Travaillant d’abord sous l’autorité de son père, puis en survivance comme secrétaire d’Etat de la Marine et de la Maison du roi, le fils aîné de Colbert déploie dans sa courte existence (il est mort à trente-huit ans en 1690) une intense activité dont les divers domaines fournissent le plan de l’ouvrage : la marine de guerre, renforcée et complètement rénovée (ports, constructions navales, équipages et leur formation) ; corrélativement l’action dans les terres lointaines : Antilles et surtout « l’aventure siamoise » ; enfin le rôle de Seignelay dans la persécution des protestants avant et après la révocation de l’édit de Nantes. Encadrant ce corps du livre, on voit d’abord l’héritage et la formation de Seignelay, et c’est à la fin du volume qu’est esquissé un portrait du secrétaire d’Etat. Celui-ci se révèle un grand ministre, injustement éclipsé par la stature de son illustre père ; il n’était pas moins doué et travailleur, mais plus brillant et fastueux que l’austère contrôleur général.

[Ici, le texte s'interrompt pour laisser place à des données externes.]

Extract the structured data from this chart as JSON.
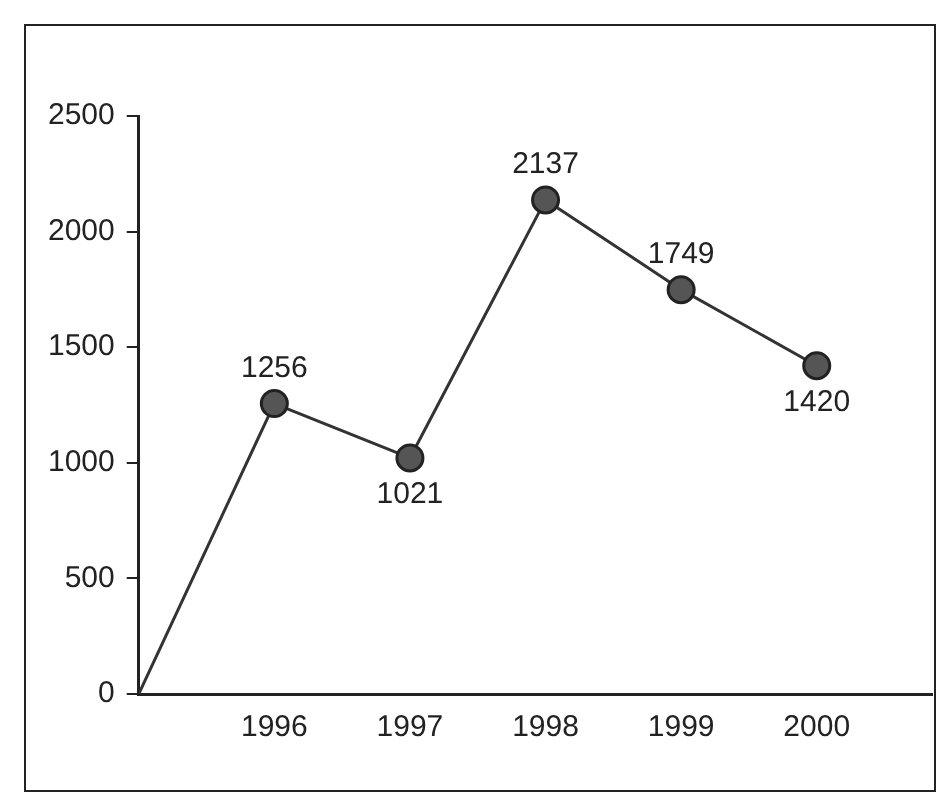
{
  "chart_data": {
    "type": "line",
    "x": [
      1995,
      1996,
      1997,
      1998,
      1999,
      2000
    ],
    "series": [
      {
        "color": "#333333",
        "values": [
          0,
          1256,
          1021,
          2137,
          1749,
          1420
        ],
        "value_labels": [
          null,
          "1256",
          "1021",
          "2137",
          "1749",
          "1420"
        ]
      }
    ],
    "xlim": [
      1995,
      2000.85
    ],
    "xticks": [
      1996,
      1997,
      1998,
      1999,
      2000
    ],
    "ylim": [
      0,
      2500
    ],
    "yticks": [
      0,
      500,
      1000,
      1500,
      2000,
      2500
    ],
    "grid": false,
    "legend": false,
    "marker": "circle",
    "line_style": "solid"
  }
}
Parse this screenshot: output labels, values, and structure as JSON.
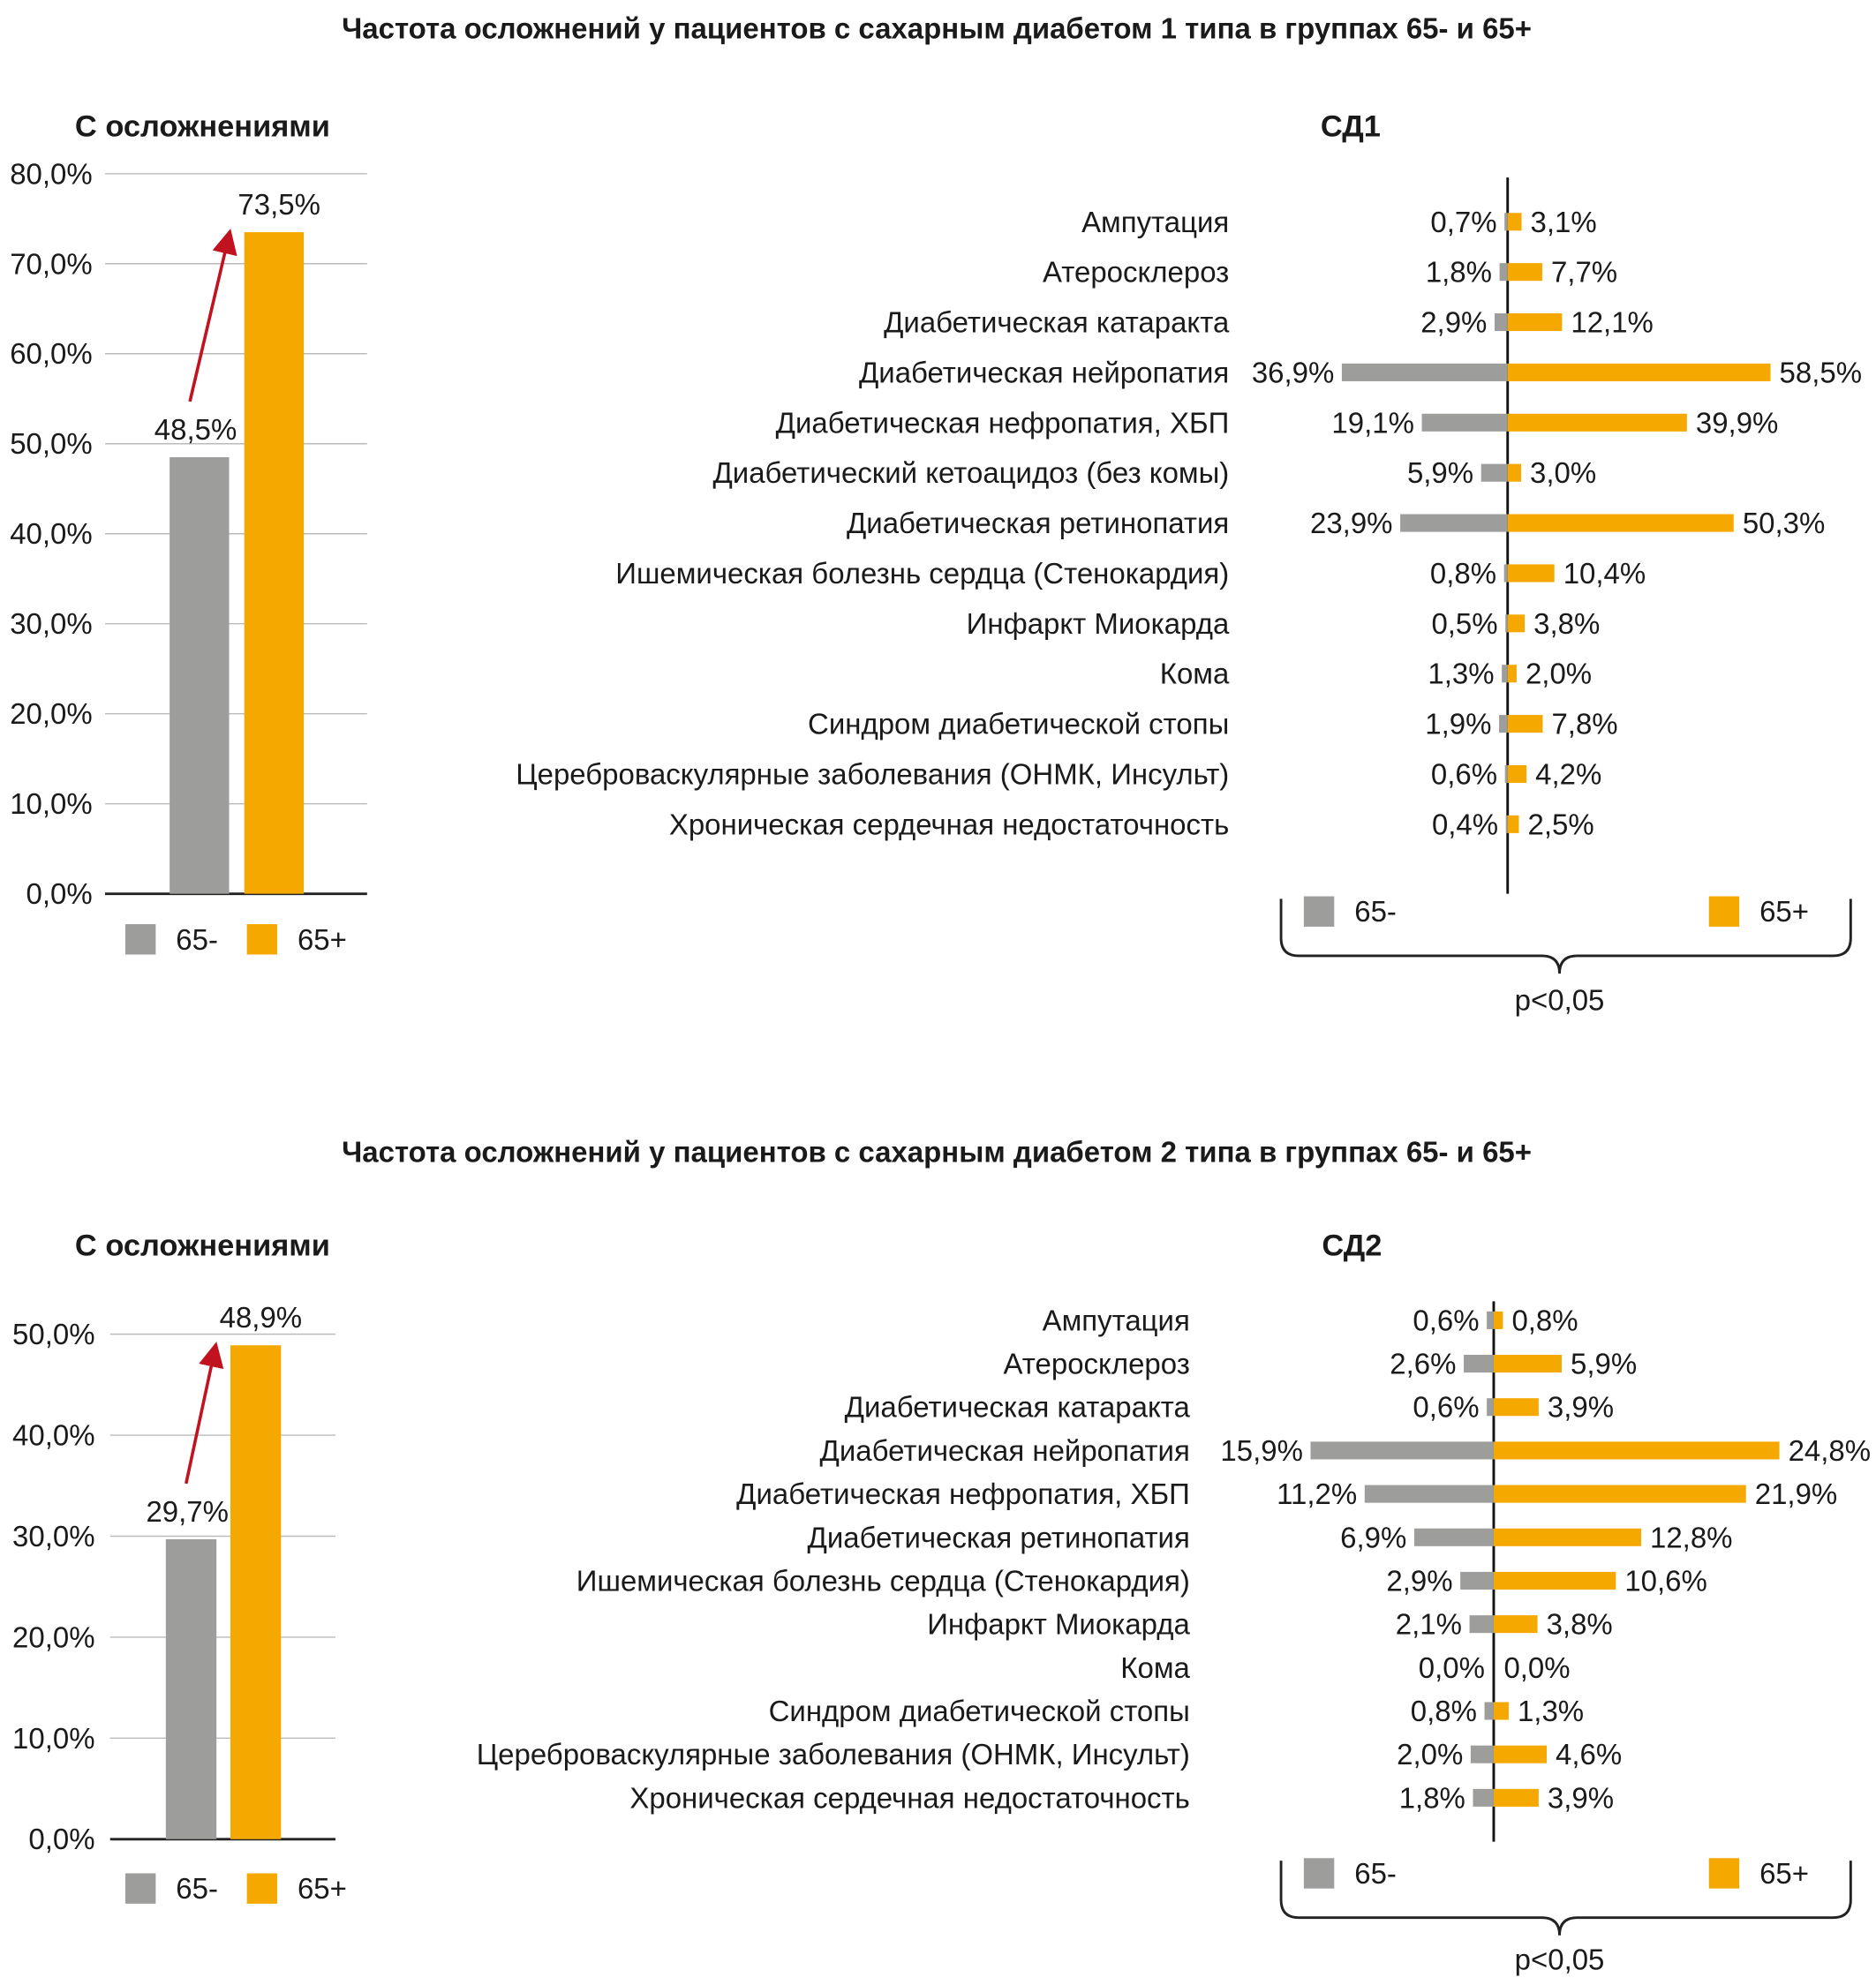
{
  "colors": {
    "under65": "#9d9d9c",
    "over65": "#f5a800",
    "arrow": "#c1121f"
  },
  "chart_data": [
    {
      "type": "bar",
      "title": "Частота осложнений у пациентов с сахарным диабетом 1 типа в группах 65- и 65+",
      "subtitle": "С осложнениями",
      "categories": [
        "65-",
        "65+"
      ],
      "values": [
        48.5,
        73.5
      ],
      "value_labels": [
        "48,5%",
        "73,5%"
      ],
      "ylim": [
        0,
        80
      ],
      "yticks": [
        "0,0%",
        "10,0%",
        "20,0%",
        "30,0%",
        "40,0%",
        "50,0%",
        "60,0%",
        "70,0%",
        "80,0%"
      ],
      "legend": [
        "65-",
        "65+"
      ]
    },
    {
      "type": "bar",
      "title": "СД1",
      "orientation": "horizontal-diverging",
      "categories": [
        "Ампутация",
        "Атеросклероз",
        "Диабетическая катаракта",
        "Диабетическая нейропатия",
        "Диабетическая нефропатия, ХБП",
        "Диабетический кетоацидоз (без комы)",
        "Диабетическая ретинопатия",
        "Ишемическая болезнь сердца (Стенокардия)",
        "Инфаркт Миокарда",
        "Кома",
        "Синдром диабетической стопы",
        "Цереброваскулярные заболевания (ОНМК, Инсульт)",
        "Хроническая сердечная недостаточность"
      ],
      "series": [
        {
          "name": "65-",
          "values": [
            0.7,
            1.8,
            2.9,
            36.9,
            19.1,
            5.9,
            23.9,
            0.8,
            0.5,
            1.3,
            1.9,
            0.6,
            0.4
          ],
          "labels": [
            "0,7%",
            "1,8%",
            "2,9%",
            "36,9%",
            "19,1%",
            "5,9%",
            "23,9%",
            "0,8%",
            "0,5%",
            "1,3%",
            "1,9%",
            "0,6%",
            "0,4%"
          ]
        },
        {
          "name": "65+",
          "values": [
            3.1,
            7.7,
            12.1,
            58.5,
            39.9,
            3.0,
            50.3,
            10.4,
            3.8,
            2.0,
            7.8,
            4.2,
            2.5
          ],
          "labels": [
            "3,1%",
            "7,7%",
            "12,1%",
            "58,5%",
            "39,9%",
            "3,0%",
            "50,3%",
            "10,4%",
            "3,8%",
            "2,0%",
            "7,8%",
            "4,2%",
            "2,5%"
          ]
        }
      ],
      "annotation": "p<0,05"
    },
    {
      "type": "bar",
      "title": "Частота осложнений у пациентов с сахарным диабетом 2 типа в группах 65- и 65+",
      "subtitle": "С осложнениями",
      "categories": [
        "65-",
        "65+"
      ],
      "values": [
        29.7,
        48.9
      ],
      "value_labels": [
        "29,7%",
        "48,9%"
      ],
      "ylim": [
        0,
        50
      ],
      "yticks": [
        "0,0%",
        "10,0%",
        "20,0%",
        "30,0%",
        "40,0%",
        "50,0%"
      ],
      "legend": [
        "65-",
        "65+"
      ]
    },
    {
      "type": "bar",
      "title": "СД2",
      "orientation": "horizontal-diverging",
      "categories": [
        "Ампутация",
        "Атеросклероз",
        "Диабетическая катаракта",
        "Диабетическая нейропатия",
        "Диабетическая нефропатия, ХБП",
        "Диабетическая ретинопатия",
        "Ишемическая болезнь сердца (Стенокардия)",
        "Инфаркт Миокарда",
        "Кома",
        "Синдром диабетической стопы",
        "Цереброваскулярные заболевания (ОНМК, Инсульт)",
        "Хроническая сердечная недостаточность"
      ],
      "series": [
        {
          "name": "65-",
          "values": [
            0.6,
            2.6,
            0.6,
            15.9,
            11.2,
            6.9,
            2.9,
            2.1,
            0.0,
            0.8,
            2.0,
            1.8
          ],
          "labels": [
            "0,6%",
            "2,6%",
            "0,6%",
            "15,9%",
            "11,2%",
            "6,9%",
            "2,9%",
            "2,1%",
            "0,0%",
            "0,8%",
            "2,0%",
            "1,8%"
          ]
        },
        {
          "name": "65+",
          "values": [
            0.8,
            5.9,
            3.9,
            24.8,
            21.9,
            12.8,
            10.6,
            3.8,
            0.0,
            1.3,
            4.6,
            3.9
          ],
          "labels": [
            "0,8%",
            "5,9%",
            "3,9%",
            "24,8%",
            "21,9%",
            "12,8%",
            "10,6%",
            "3,8%",
            "0,0%",
            "1,3%",
            "4,6%",
            "3,9%"
          ]
        }
      ],
      "annotation": "p<0,05"
    }
  ]
}
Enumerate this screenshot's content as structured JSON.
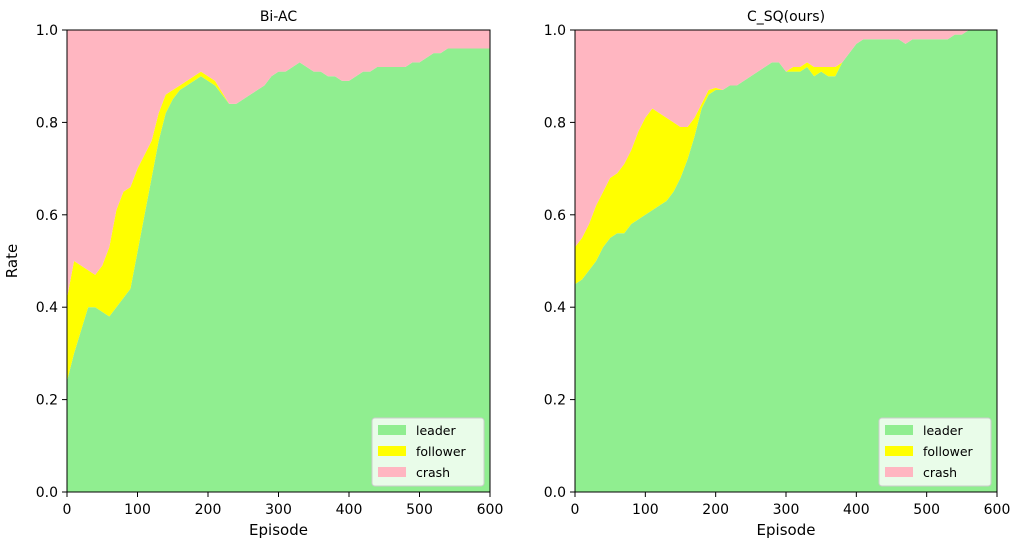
{
  "chart_data": [
    {
      "type": "area",
      "stacked": true,
      "title": "Bi-AC",
      "xlabel": "Episode",
      "ylabel": "Rate",
      "xlim": [
        0,
        600
      ],
      "ylim": [
        0,
        1
      ],
      "xticks": [
        "0",
        "100",
        "200",
        "300",
        "400",
        "500",
        "600"
      ],
      "yticks": [
        "0.0",
        "0.2",
        "0.4",
        "0.6",
        "0.8",
        "1.0"
      ],
      "legend_position": "bottom-right",
      "x": [
        0,
        10,
        20,
        30,
        40,
        50,
        60,
        70,
        80,
        90,
        100,
        110,
        120,
        130,
        140,
        150,
        160,
        170,
        180,
        190,
        200,
        210,
        220,
        230,
        240,
        250,
        260,
        270,
        280,
        290,
        300,
        310,
        320,
        330,
        340,
        350,
        360,
        370,
        380,
        390,
        400,
        410,
        420,
        430,
        440,
        450,
        460,
        470,
        480,
        490,
        500,
        510,
        520,
        530,
        540,
        550,
        560,
        570,
        580,
        590,
        600
      ],
      "series": [
        {
          "name": "leader",
          "color": "#90ee90",
          "values": [
            0.24,
            0.3,
            0.35,
            0.4,
            0.4,
            0.39,
            0.38,
            0.4,
            0.42,
            0.44,
            0.52,
            0.6,
            0.68,
            0.76,
            0.82,
            0.85,
            0.87,
            0.88,
            0.89,
            0.9,
            0.89,
            0.88,
            0.86,
            0.84,
            0.84,
            0.85,
            0.86,
            0.87,
            0.88,
            0.9,
            0.91,
            0.91,
            0.92,
            0.93,
            0.92,
            0.91,
            0.91,
            0.9,
            0.9,
            0.89,
            0.89,
            0.9,
            0.91,
            0.91,
            0.92,
            0.92,
            0.92,
            0.92,
            0.92,
            0.93,
            0.93,
            0.94,
            0.95,
            0.95,
            0.96,
            0.96,
            0.96,
            0.96,
            0.96,
            0.96,
            0.96
          ]
        },
        {
          "name": "follower",
          "color": "#ffff00",
          "values": [
            0.18,
            0.2,
            0.14,
            0.08,
            0.07,
            0.1,
            0.15,
            0.21,
            0.23,
            0.22,
            0.18,
            0.13,
            0.08,
            0.06,
            0.04,
            0.02,
            0.01,
            0.01,
            0.01,
            0.01,
            0.01,
            0.01,
            0.005,
            0,
            0,
            0,
            0,
            0,
            0,
            0,
            0,
            0,
            0,
            0,
            0,
            0,
            0,
            0,
            0,
            0,
            0,
            0,
            0,
            0,
            0,
            0,
            0,
            0,
            0,
            0,
            0,
            0,
            0,
            0,
            0,
            0,
            0,
            0,
            0,
            0,
            0
          ]
        },
        {
          "name": "crash",
          "color": "#ffb6c1",
          "values": [
            0.58,
            0.5,
            0.51,
            0.52,
            0.53,
            0.51,
            0.47,
            0.39,
            0.35,
            0.34,
            0.3,
            0.27,
            0.24,
            0.18,
            0.14,
            0.13,
            0.12,
            0.11,
            0.1,
            0.09,
            0.1,
            0.11,
            0.135,
            0.16,
            0.16,
            0.15,
            0.14,
            0.13,
            0.12,
            0.1,
            0.09,
            0.09,
            0.08,
            0.07,
            0.08,
            0.09,
            0.09,
            0.1,
            0.1,
            0.11,
            0.11,
            0.1,
            0.09,
            0.09,
            0.08,
            0.08,
            0.08,
            0.08,
            0.08,
            0.07,
            0.07,
            0.06,
            0.05,
            0.05,
            0.04,
            0.04,
            0.04,
            0.04,
            0.04,
            0.04,
            0.04
          ]
        }
      ]
    },
    {
      "type": "area",
      "stacked": true,
      "title": "C_SQ(ours)",
      "xlabel": "Episode",
      "ylabel": "",
      "xlim": [
        0,
        600
      ],
      "ylim": [
        0,
        1
      ],
      "xticks": [
        "0",
        "100",
        "200",
        "300",
        "400",
        "500",
        "600"
      ],
      "yticks": [
        "0.0",
        "0.2",
        "0.4",
        "0.6",
        "0.8",
        "1.0"
      ],
      "legend_position": "bottom-right",
      "x": [
        0,
        10,
        20,
        30,
        40,
        50,
        60,
        70,
        80,
        90,
        100,
        110,
        120,
        130,
        140,
        150,
        160,
        170,
        180,
        190,
        200,
        210,
        220,
        230,
        240,
        250,
        260,
        270,
        280,
        290,
        300,
        310,
        320,
        330,
        340,
        350,
        360,
        370,
        380,
        390,
        400,
        410,
        420,
        430,
        440,
        450,
        460,
        470,
        480,
        490,
        500,
        510,
        520,
        530,
        540,
        550,
        560,
        570,
        580,
        590,
        600
      ],
      "series": [
        {
          "name": "leader",
          "color": "#90ee90",
          "values": [
            0.45,
            0.46,
            0.48,
            0.5,
            0.53,
            0.55,
            0.56,
            0.56,
            0.58,
            0.59,
            0.6,
            0.61,
            0.62,
            0.63,
            0.65,
            0.68,
            0.72,
            0.77,
            0.83,
            0.86,
            0.87,
            0.87,
            0.88,
            0.88,
            0.89,
            0.9,
            0.91,
            0.92,
            0.93,
            0.93,
            0.91,
            0.91,
            0.91,
            0.92,
            0.9,
            0.91,
            0.9,
            0.9,
            0.93,
            0.95,
            0.97,
            0.98,
            0.98,
            0.98,
            0.98,
            0.98,
            0.98,
            0.97,
            0.98,
            0.98,
            0.98,
            0.98,
            0.98,
            0.98,
            0.99,
            0.99,
            1.0,
            1.0,
            1.0,
            1.0,
            1.0
          ]
        },
        {
          "name": "follower",
          "color": "#ffff00",
          "values": [
            0.08,
            0.09,
            0.1,
            0.12,
            0.12,
            0.13,
            0.13,
            0.15,
            0.16,
            0.19,
            0.21,
            0.22,
            0.2,
            0.18,
            0.15,
            0.11,
            0.07,
            0.04,
            0.01,
            0.01,
            0.005,
            0,
            0,
            0,
            0,
            0,
            0,
            0,
            0,
            0,
            0,
            0.01,
            0.01,
            0.01,
            0.02,
            0.01,
            0.02,
            0.02,
            0,
            0,
            0,
            0,
            0,
            0,
            0,
            0,
            0,
            0,
            0,
            0,
            0,
            0,
            0,
            0,
            0,
            0,
            0,
            0,
            0,
            0,
            0
          ]
        },
        {
          "name": "crash",
          "color": "#ffb6c1",
          "values": [
            0.47,
            0.45,
            0.42,
            0.38,
            0.35,
            0.32,
            0.31,
            0.29,
            0.26,
            0.22,
            0.19,
            0.17,
            0.18,
            0.19,
            0.2,
            0.21,
            0.21,
            0.19,
            0.16,
            0.13,
            0.125,
            0.13,
            0.12,
            0.12,
            0.11,
            0.1,
            0.09,
            0.08,
            0.07,
            0.07,
            0.09,
            0.08,
            0.08,
            0.07,
            0.08,
            0.08,
            0.08,
            0.08,
            0.07,
            0.05,
            0.03,
            0.02,
            0.02,
            0.02,
            0.02,
            0.02,
            0.02,
            0.03,
            0.02,
            0.02,
            0.02,
            0.02,
            0.02,
            0.02,
            0.01,
            0.01,
            0,
            0,
            0,
            0,
            0
          ]
        }
      ]
    }
  ]
}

Pour peindre cette carrière, le style de Laurent Dingli se veut aussi brillant ; la lecture de ce livre pétulant, débordant de vie, est aisée et passionnante, au prix, parfois, de facilités et familiarités excessives. Jean Meyer, dans sa préface, parle de style « flamboyant », à l’image de son héros, mais : « poussé à la limite du persiflage » !

Outre l’étude magistrale de la marine, on peut relever des passages particulièrement brillants, par exemple sur les affaires siamoises, ou encore sur la politique suivie face à l’émigration des protestants. Une seule réserve, peut-être : beaucoup de ces études excellentes sont un peu trop déployées « en soi », et il arrive qu’on en oublie Seignelay lui-même. Mais Jean Meyer a raison de noter finement dans sa préface la méthode de l’auteur : « un dossier bourré de menus et moins menus faits, de ceux qui par petites touches, éclairent et élargissent la vision ». Et cela conduit au portrait et à une tentative de jugement à la fin ». En effet, la question est posée par Laurent Dingli : qui était donc Seignelay ? Le « grand génie » que Claude Perrault faisait figurer parmi « les hommes illustres » de son temps ? Le jouvenceau altier et superbe dépeint par Saint-Simon ? Ou encore la personnalité flamboyante dont le « génie était encore plus vaste que celui de son père », comme l’affirmait Voltaire ? A part quelques faiblesses mineures, tout ce beau texte tente de répondre à ces questions. On salue la présence des notes en bas de page et d’un index.

Michel Arondel

Laurent Dingli, Colbert, marquis de Seignelay. Le fils flamboyant, préface de Jean Meyer, Perrin, Paris, 1997, un volume in-8 broché, 393 pages, index, 149 F.
Cet ouvrage est une version allégée pour un public élargi d’une thèse de doctorat soutenue sous la direction du professeur Jean Meyer, qui a écrit la préface.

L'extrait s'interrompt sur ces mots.